Until about ten years ago, the biggest car-related risk (aside from road safety) for drivers was their physical car keys being stolen. But with digital transformation moving faster than the average car thief, digital keys will be far more sought after by cybercriminals.
All connected vehicles can be hacked
Let’s assume the car manufacturer has a central system that gets continuous feeds from all its vehicles, such as geolocation data. This data may be stored in the cloud or on a server at the manufacturer’s premises. In order to connect to this system, your car will have to authenticate itself in some way, which creates a new trust issue. How does the manufacturer trust – if your car is talking to its central system – that it is in fact your car? Or how do you trust – if the central system is talking to your car – that it is in fact the manufacturer’s central system?
This connectivity is a known vulnerability to hackers, who will try to compromise it provided they have two things. First, an access route into the system, such as an open WiFi network. This has been a known technique since 2015 when hackers remotely compromised a Jeep Cherokee and paralysed it on the road. Second, they will need your digital keys to get in. These are credentials or permissions that authenticate access.

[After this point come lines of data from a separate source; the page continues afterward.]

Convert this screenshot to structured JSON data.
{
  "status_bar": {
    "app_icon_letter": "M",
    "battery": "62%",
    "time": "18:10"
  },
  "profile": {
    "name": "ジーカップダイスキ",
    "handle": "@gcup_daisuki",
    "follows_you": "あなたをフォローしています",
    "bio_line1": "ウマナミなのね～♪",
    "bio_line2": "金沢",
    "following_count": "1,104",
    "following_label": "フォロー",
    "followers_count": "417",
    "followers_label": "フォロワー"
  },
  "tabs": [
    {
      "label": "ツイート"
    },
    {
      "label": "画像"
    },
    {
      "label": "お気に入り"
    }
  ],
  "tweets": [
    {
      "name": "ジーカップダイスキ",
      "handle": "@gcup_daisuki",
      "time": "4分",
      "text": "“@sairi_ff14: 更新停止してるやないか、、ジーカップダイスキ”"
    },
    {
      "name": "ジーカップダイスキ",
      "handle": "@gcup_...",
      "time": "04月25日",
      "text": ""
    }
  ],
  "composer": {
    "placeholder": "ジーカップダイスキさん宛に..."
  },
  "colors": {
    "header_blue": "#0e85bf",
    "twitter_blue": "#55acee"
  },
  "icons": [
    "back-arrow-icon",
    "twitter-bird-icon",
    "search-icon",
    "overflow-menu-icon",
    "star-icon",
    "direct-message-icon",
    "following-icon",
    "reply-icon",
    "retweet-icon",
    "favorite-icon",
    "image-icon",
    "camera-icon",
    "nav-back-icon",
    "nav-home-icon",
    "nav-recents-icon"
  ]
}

This means that if your car is connected to an open communication source, and there’s a weak or compromised password, attackers can get the keys to access to your vehicle.
The driverless threat
You’re probably wondering: if an attacker does gain access, what could they potentially do? In 2015 and 2016, the hackers that compromised the Jeep Cherokee demonstrated the ability to hack into electronic control units, such as multimedia and temperature systems. They were even able to disable the brakes at low speeds, and tamper with the steering and cruise control.
Inevitably, the threat will become greater as technology advances – particularly when driverless cars hit the road in 2021. Our connected cars will have far superior and complex capabilities and the biggest danger will be an attacker taking control of the vehicle.
An industry-wide effort is underway to ensure that cybersecurity is fully integrated into the development of driverless vehicles. However, were an attacker to compromise that connection, they could impersonate communications and send subversive commands to the car. Alternatively, they could tell the central system that the car is in a particular location when it’s actually somewhere entirely different, ultimately risking a forced crash.
Attackers are always watching and learning
While gaining access may be bread and butter, attackers will have to teach themselves how to configure or administrate driverless cars. However, this won’t take too long. There are many examples of attackers lurking inside new infrastructure until they have the knowledge to take control and cause considerable damage.
In the cases of the Swift Bangladesh Central Bank heist and the Ukranian power network hacks, for example, attackers accessed critical assets then watched and learned until they knew how to make a transaction or turn off the power. We can expect to see a similar approach in attempts to compromise driverless cars, with attackers potentially holding the keys for a long time before they take the wheel.
Of course, gaining full control of a connected car will not be the only motivation for cybercriminals. They will also see value in tracking the journeys of high-profile targets. Attackers could surreptitiously collect travel data, while also deploying advanced social engineering techniques, to build a comprehensive picture of the target’s habits and whereabouts. The most significant outcome in this scenario could be a new type of online blackmail.
As car connectivity continues to become more sophisticated, there is a reciprocal increase in the number of connections to manage, secure, and ultimately, trust. The onus is on manufacturers to keep customer data secure and ensure personal safety, which starts with protecting the credentials and permissions that authenticate access – the digital car keys.